INDONESIA - C'mon, who is Indonesian Democratic Party-Struggle (PDI-P) leader Megawati Sukarnoputri trying to kid?
Here we are all waiting around to see if she will step aside for wildly popular Jakarta governor Joko Widodo to run in next year's presidential election when it appears as obvious as the nose on your face that she will.
Any thought she may have entertained of using him as her running mate to make a third attempt at winning back the presidency surely disappeared with the results of a recent poll conducted by the leading Kompas newspaper.
That has Mr Widodo's popularity as a prospective presidential candidate stretching out to 32.5 per cent, from 17.7 per cent only six months ago - four percentage points higher than any previous survey. Ms Megawati's fortunes, by comparison, declined from 9.3 per cent to 8 per cent.
Nestled in between them is Greater Indonesia Movement Party (Gerindra) patron Prabowo Subianto, the clear front-runner before Mr Widodo came on the scene, who edges up from 13.3 per cent to 15.1 per cent in the Kompas poll.
Ms Megawati has often talked about grooming a new generation of leadership. But rhetoric aside, PDI-P's own polling shows that she would lose against Mr Prabowo - even with Mr Widodo as her running mate.
When she ran with Mr Prabowo in 2009, many of the PDI-P voters I talked to in Central Java thought if the retired general was the candidate, incumbent Susilo Bambang Yudhoyono would have been in for a much closer race.
Ms Megawati obviously likes Mr Widodo - and that's important for someone who harbours grudges and expects loyalty from everyone in a party whose processes are hardly democratic.
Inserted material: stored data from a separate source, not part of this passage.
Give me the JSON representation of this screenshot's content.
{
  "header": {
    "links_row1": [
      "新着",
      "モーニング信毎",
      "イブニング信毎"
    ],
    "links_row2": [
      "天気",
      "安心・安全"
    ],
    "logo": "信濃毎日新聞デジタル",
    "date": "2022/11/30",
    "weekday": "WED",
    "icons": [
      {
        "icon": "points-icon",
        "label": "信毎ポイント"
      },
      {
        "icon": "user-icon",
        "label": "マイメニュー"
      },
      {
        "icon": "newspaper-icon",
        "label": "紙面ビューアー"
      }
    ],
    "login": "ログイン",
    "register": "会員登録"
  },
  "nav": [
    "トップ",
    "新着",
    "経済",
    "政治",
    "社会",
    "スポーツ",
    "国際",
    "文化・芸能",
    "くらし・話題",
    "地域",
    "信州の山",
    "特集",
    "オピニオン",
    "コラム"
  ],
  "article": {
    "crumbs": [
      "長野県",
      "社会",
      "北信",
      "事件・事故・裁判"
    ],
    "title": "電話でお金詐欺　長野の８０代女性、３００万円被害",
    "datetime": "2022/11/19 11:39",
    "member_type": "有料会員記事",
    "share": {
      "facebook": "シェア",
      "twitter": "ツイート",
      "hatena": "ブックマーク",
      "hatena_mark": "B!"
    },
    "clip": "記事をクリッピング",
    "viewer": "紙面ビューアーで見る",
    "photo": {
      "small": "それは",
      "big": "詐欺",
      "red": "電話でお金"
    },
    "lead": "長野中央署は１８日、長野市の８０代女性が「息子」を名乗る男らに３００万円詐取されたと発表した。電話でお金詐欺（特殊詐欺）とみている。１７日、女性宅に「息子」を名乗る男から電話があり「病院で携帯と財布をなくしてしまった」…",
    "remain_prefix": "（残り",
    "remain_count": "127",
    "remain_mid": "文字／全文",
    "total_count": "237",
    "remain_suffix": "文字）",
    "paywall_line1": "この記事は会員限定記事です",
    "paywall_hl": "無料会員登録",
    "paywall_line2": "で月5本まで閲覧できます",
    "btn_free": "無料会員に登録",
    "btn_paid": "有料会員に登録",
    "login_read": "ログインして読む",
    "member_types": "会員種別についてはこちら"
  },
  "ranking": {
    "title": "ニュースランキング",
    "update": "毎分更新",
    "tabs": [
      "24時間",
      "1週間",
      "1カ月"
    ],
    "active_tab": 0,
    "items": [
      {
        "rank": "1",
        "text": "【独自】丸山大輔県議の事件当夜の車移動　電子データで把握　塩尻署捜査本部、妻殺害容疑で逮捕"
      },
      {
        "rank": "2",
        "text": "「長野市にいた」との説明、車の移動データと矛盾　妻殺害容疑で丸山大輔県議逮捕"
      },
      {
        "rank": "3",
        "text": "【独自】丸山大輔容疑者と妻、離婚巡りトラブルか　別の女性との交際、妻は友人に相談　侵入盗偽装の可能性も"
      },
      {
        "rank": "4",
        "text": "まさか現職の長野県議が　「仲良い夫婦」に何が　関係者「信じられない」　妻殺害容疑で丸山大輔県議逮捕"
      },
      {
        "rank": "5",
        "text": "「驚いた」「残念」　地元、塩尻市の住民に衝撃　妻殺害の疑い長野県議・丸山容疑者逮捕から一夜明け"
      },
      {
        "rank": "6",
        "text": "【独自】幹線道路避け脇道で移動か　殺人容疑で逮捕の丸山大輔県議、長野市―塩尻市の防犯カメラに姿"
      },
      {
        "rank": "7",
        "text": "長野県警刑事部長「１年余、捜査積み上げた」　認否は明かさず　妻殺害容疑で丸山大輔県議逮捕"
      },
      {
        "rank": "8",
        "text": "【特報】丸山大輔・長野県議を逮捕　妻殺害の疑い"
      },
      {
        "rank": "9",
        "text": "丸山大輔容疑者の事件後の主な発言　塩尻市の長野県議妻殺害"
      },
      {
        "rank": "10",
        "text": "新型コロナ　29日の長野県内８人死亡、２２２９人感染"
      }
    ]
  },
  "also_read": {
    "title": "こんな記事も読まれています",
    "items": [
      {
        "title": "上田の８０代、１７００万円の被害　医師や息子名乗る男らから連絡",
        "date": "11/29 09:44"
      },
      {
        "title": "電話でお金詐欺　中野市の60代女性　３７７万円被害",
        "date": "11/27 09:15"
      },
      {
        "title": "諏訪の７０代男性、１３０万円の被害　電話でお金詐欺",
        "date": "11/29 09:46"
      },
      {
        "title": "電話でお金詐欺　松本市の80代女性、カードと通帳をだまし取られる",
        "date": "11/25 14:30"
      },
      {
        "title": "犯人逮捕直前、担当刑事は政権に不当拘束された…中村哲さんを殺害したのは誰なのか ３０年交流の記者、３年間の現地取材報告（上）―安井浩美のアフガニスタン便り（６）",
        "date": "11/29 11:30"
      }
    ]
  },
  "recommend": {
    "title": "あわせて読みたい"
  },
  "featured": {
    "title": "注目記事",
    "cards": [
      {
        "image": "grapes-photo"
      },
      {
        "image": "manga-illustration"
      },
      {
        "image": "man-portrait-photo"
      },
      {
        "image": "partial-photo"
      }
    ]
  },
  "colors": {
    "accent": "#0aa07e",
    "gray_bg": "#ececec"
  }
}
She, after all, calls the shots.
Don't make the mistake of viewing Mr Widodo as some sort of country hick. He may not have the sophistication of Dr Yudhoyono or the family legacy of Ms Megawati, but he knows what he's doing and he has a style the established political elite can't emulate.
Will he make a good president? Who knows? But for a youthful electorate, tired of endemic corruption and crying out for someone different and apparently clean, it doesn't really matter.
Whether it is calculated or not, Mr Widodo hardly puts a foot wrong when it comes to portraying himself as the man with the common touch. It is working well for him in a metropolis that seems to defy governance.
At the start of the post-Ramadan Lebaran holiday, officials and businessmen troop to the presidential palace and to the homes of government leaders and other senior figures to give and receive forgiveness for the past year's sins.
What does Mr Widodo do? Instead of holding an open house at his official residence in Jakarta's old-rich Menteng district, he went out to sit and chat with the common folk in the city's five different municipalities.
He and his family also followed the Lebaran tradition of returning to their home town - in this case the Central Java city of Solo, where he was mayor for seven successful years until his landslide victory in the Jakarta election last September.
Mr Widodo's subsequent role on the PDI-P regional campaign team has allowed him to burnish his own image in this year's gubernatorial elections in West, Central and East Java, Indonesia's three most populous electorates with 98 million eligible voters.
That's about half of the national total.
I've never bought into the widely held idea that Mr Widodo should continue as Jakarta governor so he can solve all its problems, traffic congestion and seasonal flooding being the two priorities.
Let's face it, he can't.
It takes coordination with the governors of neighbouring West Java and Banten provinces to do that, and if there's something Indonesian officials aren't good at, it is coordination. Involving more than two entities in any endeavour is usually a recipe for failure.
Perhaps the better argument is to say that the only way he can really make a real difference in Jakarta is by becoming the country's President. After all, it is the central government that should be doing more to act as an effective coordinator.
Having said that, Mr Widodo and his "bad cop" cohort, deputy governor Basuki Purnama, have probably done more than any of their predecessors in such a short time.
What they do in Jakarta may not affect voters living in other parts of Java. But it is Mr Widodo's "can do" spirit that keeps him in the national media and at the forefront of electoral thinking.
Launching the long-delayed mass transit rail system and getting the inner-city monorail project back on track are examples, as is his shake-up of the city's entrenched bureaucracy.
There have been other deft touches too. One was to use Lebaran, when everyone was out of town, to clean out the streetside stalls that had turned the Tanah Abang market district into one of the city's worst choke points and a focal point for crime.
Some commentators feel the 52-year-old Mr Widodo has plenty of time and should wait till the next elections in 2019. That makes as much sense as those who feel he needs more time to prove his mettle on the national stage.
A lot can change in five years and surely, after a decade in the political wilderness - and with Dr Yudhoyono's graft-ridden majority Democrat Party wilting by the day - PDI-P has the best chance it has ever had of getting back in power.
Even Ms Megawati, not the most astute of politicians, must see that. With the Kompas poll showing PDI-P's popularity climbing from 13.3 per cent to 23.6 per cent since last December, it is far ahead of previous leader Golkar on 16 per cent and Gerinda on 13.6 per cent.